What she saw on the other side of the house made her stomach drop into a cold hell. The setup was simple, but chilling. A pillow on the muddy ground. A stump to the side and a little behind it. A shiny, sharp axe suitable for removing heads.
The dry grass in the area in front of the pillow had been stained dark brown with blood.
Her stomach roiled at the sight. “Why a pillow?” she asked, her voice shaking. “Do you really care how comfortable your victims are right before you take an axe to the back of their necks?”
“It’s not our idea,” growled the man on her left. “The boss thinks it’s more humane.”
The other man pushed her toward the pillow. “Kneel.”

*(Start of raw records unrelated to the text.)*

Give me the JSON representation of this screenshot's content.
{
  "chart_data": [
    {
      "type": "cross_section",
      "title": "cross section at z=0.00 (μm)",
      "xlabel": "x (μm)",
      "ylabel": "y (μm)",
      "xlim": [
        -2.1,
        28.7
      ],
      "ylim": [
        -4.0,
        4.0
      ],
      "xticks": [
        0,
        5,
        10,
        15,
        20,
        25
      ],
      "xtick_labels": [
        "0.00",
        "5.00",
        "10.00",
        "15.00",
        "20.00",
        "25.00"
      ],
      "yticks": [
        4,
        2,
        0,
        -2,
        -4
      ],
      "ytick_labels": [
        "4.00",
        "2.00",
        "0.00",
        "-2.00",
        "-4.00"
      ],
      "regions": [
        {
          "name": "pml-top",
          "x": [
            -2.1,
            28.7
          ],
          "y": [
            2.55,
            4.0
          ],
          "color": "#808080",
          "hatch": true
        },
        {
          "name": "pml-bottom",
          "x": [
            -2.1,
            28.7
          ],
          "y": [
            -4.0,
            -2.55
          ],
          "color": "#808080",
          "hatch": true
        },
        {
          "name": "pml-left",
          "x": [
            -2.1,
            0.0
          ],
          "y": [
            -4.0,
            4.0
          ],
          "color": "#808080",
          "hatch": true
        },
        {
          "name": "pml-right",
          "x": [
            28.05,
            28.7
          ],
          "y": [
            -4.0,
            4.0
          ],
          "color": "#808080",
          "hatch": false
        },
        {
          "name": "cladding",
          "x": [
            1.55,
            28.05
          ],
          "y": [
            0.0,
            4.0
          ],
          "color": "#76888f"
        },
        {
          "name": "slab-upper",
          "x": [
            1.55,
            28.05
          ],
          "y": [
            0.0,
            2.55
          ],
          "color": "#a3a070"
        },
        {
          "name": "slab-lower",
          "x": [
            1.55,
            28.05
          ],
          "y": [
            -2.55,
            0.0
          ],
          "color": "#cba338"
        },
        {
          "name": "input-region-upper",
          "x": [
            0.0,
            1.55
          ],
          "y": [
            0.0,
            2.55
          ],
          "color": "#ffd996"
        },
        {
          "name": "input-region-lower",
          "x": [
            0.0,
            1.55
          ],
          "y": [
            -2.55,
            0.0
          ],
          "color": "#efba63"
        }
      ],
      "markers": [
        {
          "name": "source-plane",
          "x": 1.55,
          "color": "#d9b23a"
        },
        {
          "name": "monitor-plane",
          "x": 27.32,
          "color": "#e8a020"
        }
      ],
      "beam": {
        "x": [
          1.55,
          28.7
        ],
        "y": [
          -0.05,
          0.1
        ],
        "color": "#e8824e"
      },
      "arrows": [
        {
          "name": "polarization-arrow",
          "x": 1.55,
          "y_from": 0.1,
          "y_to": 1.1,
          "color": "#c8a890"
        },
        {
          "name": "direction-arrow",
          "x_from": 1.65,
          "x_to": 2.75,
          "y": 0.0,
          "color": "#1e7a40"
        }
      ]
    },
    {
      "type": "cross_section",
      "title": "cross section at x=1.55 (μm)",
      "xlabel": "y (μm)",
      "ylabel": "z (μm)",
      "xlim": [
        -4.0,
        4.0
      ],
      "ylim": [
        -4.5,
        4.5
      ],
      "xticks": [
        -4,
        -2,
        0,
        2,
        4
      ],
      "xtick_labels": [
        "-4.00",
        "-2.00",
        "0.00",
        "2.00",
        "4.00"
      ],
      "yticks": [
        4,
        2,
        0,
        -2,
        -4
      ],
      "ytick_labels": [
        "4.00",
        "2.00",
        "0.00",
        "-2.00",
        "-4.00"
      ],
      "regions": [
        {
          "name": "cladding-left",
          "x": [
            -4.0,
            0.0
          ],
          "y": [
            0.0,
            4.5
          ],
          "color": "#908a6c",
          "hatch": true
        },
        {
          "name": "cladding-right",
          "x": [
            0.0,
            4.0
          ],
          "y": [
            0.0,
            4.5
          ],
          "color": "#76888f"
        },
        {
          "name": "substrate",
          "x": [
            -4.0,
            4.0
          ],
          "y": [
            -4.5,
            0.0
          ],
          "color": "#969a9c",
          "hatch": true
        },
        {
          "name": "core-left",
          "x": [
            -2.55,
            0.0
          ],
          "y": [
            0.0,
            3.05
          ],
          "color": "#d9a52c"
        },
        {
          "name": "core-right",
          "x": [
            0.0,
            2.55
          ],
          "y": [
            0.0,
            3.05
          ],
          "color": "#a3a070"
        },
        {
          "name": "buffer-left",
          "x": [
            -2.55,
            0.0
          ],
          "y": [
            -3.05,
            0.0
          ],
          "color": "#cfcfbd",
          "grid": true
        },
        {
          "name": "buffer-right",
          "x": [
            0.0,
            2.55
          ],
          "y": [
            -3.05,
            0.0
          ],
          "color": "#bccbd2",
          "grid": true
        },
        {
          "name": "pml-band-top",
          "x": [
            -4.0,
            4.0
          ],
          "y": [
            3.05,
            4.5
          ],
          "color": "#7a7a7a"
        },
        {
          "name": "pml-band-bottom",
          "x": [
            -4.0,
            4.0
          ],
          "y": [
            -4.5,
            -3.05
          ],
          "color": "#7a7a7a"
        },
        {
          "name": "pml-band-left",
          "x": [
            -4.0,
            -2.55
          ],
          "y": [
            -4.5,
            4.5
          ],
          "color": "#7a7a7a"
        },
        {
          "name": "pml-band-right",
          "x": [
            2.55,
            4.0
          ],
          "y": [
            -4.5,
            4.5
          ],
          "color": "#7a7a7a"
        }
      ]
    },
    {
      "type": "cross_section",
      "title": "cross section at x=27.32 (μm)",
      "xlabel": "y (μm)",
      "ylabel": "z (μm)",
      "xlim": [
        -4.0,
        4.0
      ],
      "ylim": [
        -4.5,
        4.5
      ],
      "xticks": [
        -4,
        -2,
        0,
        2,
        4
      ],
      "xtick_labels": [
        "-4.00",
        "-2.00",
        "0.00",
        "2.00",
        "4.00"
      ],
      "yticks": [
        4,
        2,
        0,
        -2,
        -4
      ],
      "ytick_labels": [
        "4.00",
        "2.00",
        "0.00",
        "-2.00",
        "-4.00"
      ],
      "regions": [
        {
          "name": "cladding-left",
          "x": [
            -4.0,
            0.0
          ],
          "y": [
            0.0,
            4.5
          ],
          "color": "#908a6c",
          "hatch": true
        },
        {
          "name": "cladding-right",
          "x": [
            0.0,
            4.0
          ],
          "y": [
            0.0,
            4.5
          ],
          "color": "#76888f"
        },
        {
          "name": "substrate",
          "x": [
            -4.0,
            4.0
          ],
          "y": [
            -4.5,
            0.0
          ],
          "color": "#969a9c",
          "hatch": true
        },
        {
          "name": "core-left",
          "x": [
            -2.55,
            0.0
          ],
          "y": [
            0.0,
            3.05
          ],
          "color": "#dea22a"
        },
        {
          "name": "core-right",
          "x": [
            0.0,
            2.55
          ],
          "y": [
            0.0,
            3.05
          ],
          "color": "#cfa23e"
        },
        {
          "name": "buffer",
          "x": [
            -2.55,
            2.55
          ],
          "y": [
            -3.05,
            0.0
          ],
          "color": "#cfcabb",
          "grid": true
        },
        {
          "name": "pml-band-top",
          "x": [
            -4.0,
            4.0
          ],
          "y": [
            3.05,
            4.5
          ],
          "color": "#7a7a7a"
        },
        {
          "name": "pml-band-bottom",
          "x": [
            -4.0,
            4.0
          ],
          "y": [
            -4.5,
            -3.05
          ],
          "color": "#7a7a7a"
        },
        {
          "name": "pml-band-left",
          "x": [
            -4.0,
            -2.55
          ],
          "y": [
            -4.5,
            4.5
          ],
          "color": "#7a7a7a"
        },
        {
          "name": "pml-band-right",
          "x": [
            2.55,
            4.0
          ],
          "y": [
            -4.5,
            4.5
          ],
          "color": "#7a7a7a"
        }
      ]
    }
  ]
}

She stared down at the filthy red cushion. How many others of her kind had knelt here? Died here? These people were systematically killing all the magick in the world.
Time crawled to a near standstill as she stood there. Suddenly every sound near her registered—the few birds in the trees, Vita’s low sobbing, the murmuring of others who milled around the small house. These would be the last moments of her life. She’d wanted to spend them with Anatol and Gregorio when she was old and gray, having enjoyed a long life with them.
She would never have children. Her chest clenched. She would have liked to have children . . .
She squeezed her eyes shut against the rising tang of regret at the back of her throat. She would give anything to go back in time, make a different decision. Lilya had been right, she’d been a slave to her fears.
Now, finally, Evangeline had clarity.
No one could know the future. She couldn’t be totally sure that one day she wouldn’t be rejected by Anatol and Gregorio. Words and feelings given today could change tomorrow. But she couldn’t run from their love based on that possibility. Their love was worth the risk. She couldn’t flee her tomorrows. She had to live today.
Of course, today would be the day she died.
Oddly empty of fear, she opened her eyes and stared at the stump.
“Kneel!” one of the men barked at her.
When she didn’t immediately drop to her knees, he pushed her. One kneecap hit the pillow and the other the half-frozen muddy ground, making her wince. The pain hardly mattered since it was only a drop compared to the intense—but brief—agony to come.
The two men positioned themselves behind her and she heard one of them close his hand around the handle of the axe. With a grunt, he pulled it free from the stump.
She twisted her bound hands, hearing the rope creak. A curious numb disconnection stole over her. A tear rolled down her cheek, but she didn’t feel inclined to beg for her life or try to run. She would have thought that in this situation anyone would do that. That no one would be able to look death in the face and not cower.
Yet, here she was. Perhaps it was Joshui enfolding her in his warm embrace, helping her to accept this as her end.
The cold edge of the axe touched her neck.
Her executioner drew the axe back, steadied his boots on the ground for balance.